In the time I have been here I have not once seen or heard anybody talk about or working with bubinga, I have worked with a little bit in the past but its so darn expensive! Has anybody turned this stuff or done any flatwork with it? I'm going to have to dig through my really old picture files and see if I can find pictures of a union pacific conference table made with bubinga.


----------



## Kevin (Apr 25, 2013)

I've made humidors with it and turned bottle stoppers. It works and turns very well. Bubinga comes in a wide variety of colors, grains, patterns, everyhing from plain jane to spectacular. It's kind of a chameleon of wood species. Waterfall bubinga is beau coup francs but so s much of the other types such as quilted. Yes, bubinga can grow to reveal a classic quilted pattern like BLM (of which I finally got some). 

Do a google image search and just type in bubinga and you'll it can look like different species altogether. I have seen conference tables made with it - the wood is just breathtaking when displayed on such a large canvas. .


----------



## Flacer22 (Apr 25, 2013)

intresting u ask ive been thinking same thing. ive been to few stores and seen it for sale but its kinda pricey. i was half considring buying some in bulk strait from an importer but im not sure i could justify buying an entire semi load to save on price. i suppose if you could buy it and resell would work but have to have a good market ro unload that much. i did talk to a man in gabon about importing logs directly from gabon but im still trying to figure out all the red tape of importing logs plus the upfrount cash of something like that. 

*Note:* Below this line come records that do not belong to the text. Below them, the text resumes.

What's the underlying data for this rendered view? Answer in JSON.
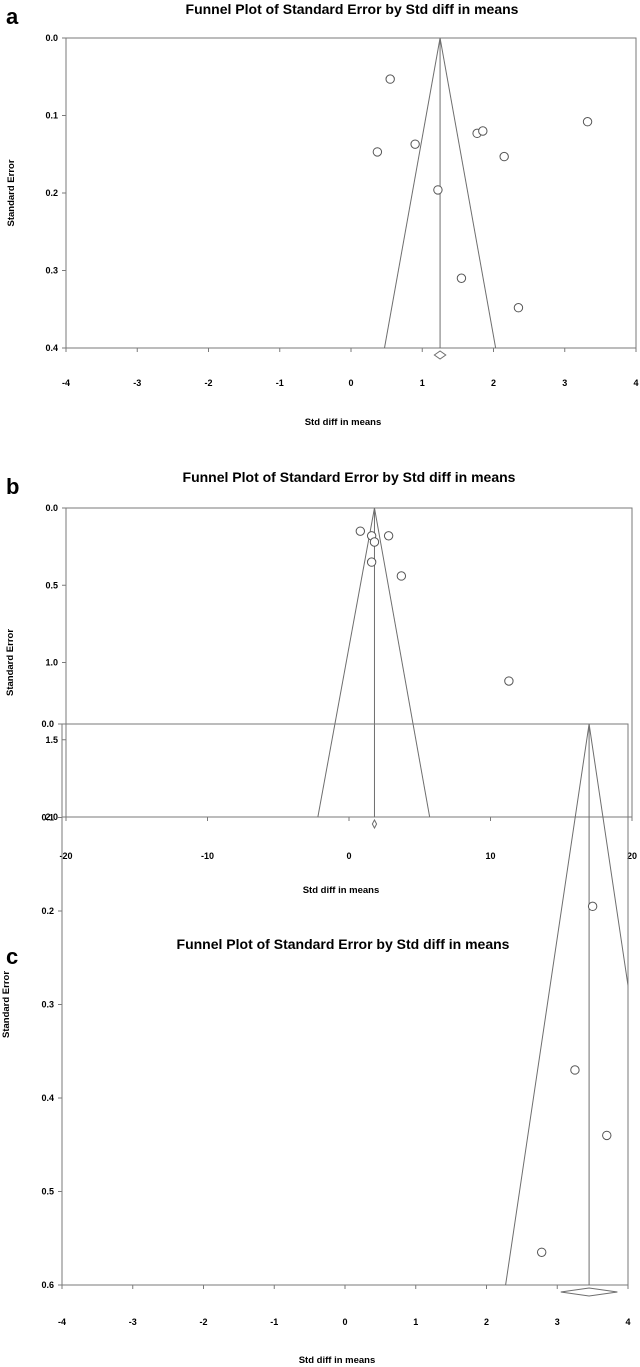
{
  "chart_data": [
    {
      "type": "scatter",
      "panel": "a",
      "title": "Funnel Plot of Standard Error by Std diff in means",
      "xlabel": "Std diff in means",
      "ylabel": "Standard Error",
      "xlim": [
        -4,
        4
      ],
      "ylim": [
        0.0,
        0.4
      ],
      "y_inverted": true,
      "x_ticks": [
        "-4",
        "-3",
        "-2",
        "-1",
        "0",
        "1",
        "2",
        "3",
        "4"
      ],
      "y_ticks": [
        "0.0",
        "0.1",
        "0.2",
        "0.3",
        "0.4"
      ],
      "summary_effect": 1.25,
      "funnel_limits_at_max_se": [
        0.47,
        2.03
      ],
      "diamond": {
        "center": 1.25,
        "low": 1.17,
        "high": 1.33
      },
      "points": [
        {
          "x": 0.55,
          "y": 0.053
        },
        {
          "x": 0.37,
          "y": 0.147
        },
        {
          "x": 0.9,
          "y": 0.137
        },
        {
          "x": 1.22,
          "y": 0.196
        },
        {
          "x": 1.77,
          "y": 0.123
        },
        {
          "x": 1.85,
          "y": 0.12
        },
        {
          "x": 2.15,
          "y": 0.153
        },
        {
          "x": 3.32,
          "y": 0.108
        },
        {
          "x": 1.55,
          "y": 0.31
        },
        {
          "x": 2.35,
          "y": 0.348
        }
      ]
    },
    {
      "type": "scatter",
      "panel": "b",
      "title": "Funnel Plot of Standard Error by Std diff in means",
      "xlabel": "Std diff in means",
      "ylabel": "Standard Error",
      "xlim": [
        -20,
        20
      ],
      "ylim": [
        0.0,
        2.0
      ],
      "y_inverted": true,
      "x_ticks": [
        "-20",
        "-10",
        "0",
        "10",
        "20"
      ],
      "y_ticks": [
        "0.0",
        "0.5",
        "1.0",
        "1.5",
        "2.0"
      ],
      "summary_effect": 1.8,
      "funnel_limits_at_max_se": [
        -2.2,
        5.7
      ],
      "diamond": {
        "center": 1.8,
        "low": 1.65,
        "high": 1.95
      },
      "points": [
        {
          "x": 0.8,
          "y": 0.15
        },
        {
          "x": 1.6,
          "y": 0.18
        },
        {
          "x": 1.8,
          "y": 0.22
        },
        {
          "x": 2.8,
          "y": 0.18
        },
        {
          "x": 1.6,
          "y": 0.35
        },
        {
          "x": 3.7,
          "y": 0.44
        },
        {
          "x": 11.3,
          "y": 1.12
        }
      ]
    },
    {
      "type": "scatter",
      "panel": "c",
      "title": "Funnel Plot of Standard Error by Std diff in means",
      "xlabel": "Std diff in means",
      "ylabel": "Standard Error",
      "xlim": [
        -4,
        4
      ],
      "ylim": [
        0.0,
        0.6
      ],
      "y_inverted": true,
      "x_ticks": [
        "-4",
        "-3",
        "-2",
        "-1",
        "0",
        "1",
        "2",
        "3",
        "4"
      ],
      "y_ticks": [
        "0.0",
        "0.1",
        "0.2",
        "0.3",
        "0.4",
        "0.5",
        "0.6"
      ],
      "summary_effect": 3.45,
      "funnel_limits_at_max_se": [
        2.27,
        4.63
      ],
      "diamond": {
        "center": 3.45,
        "low": 3.05,
        "high": 3.85
      },
      "points": [
        {
          "x": 3.5,
          "y": 0.195
        },
        {
          "x": 3.25,
          "y": 0.37
        },
        {
          "x": 3.7,
          "y": 0.44
        },
        {
          "x": 2.78,
          "y": 0.565
        }
      ]
    }
  ]
}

all in all its amazing wood im like you just trying to find a way to get my hands on more of it


----------



## barry richardson (Apr 25, 2013)

I got a good deal on some quartersawn Bubunga a few years ago and made quite a bit of stuff with it, and turned my friends onto the deal and they made stuff with it as well. I really like it, just not the price. If I ever find it at a discount, I jump on it. It is hard, but machines well. It does move some with the seasons, (not the most stable wood) so that needs to be taken into account with joinery. The biggest thing I made with it was a big jewelry box, but I cant find a picture of it:dash2: Anyhow, here is some stuff I pulled up, A cheese board, An endgrain cutting board (kind of a waste of the pretty grain IMO) and a segmented vase, goes great with maple! and cats
[attachment=23699][attachment=23700][attachment=23701]


----------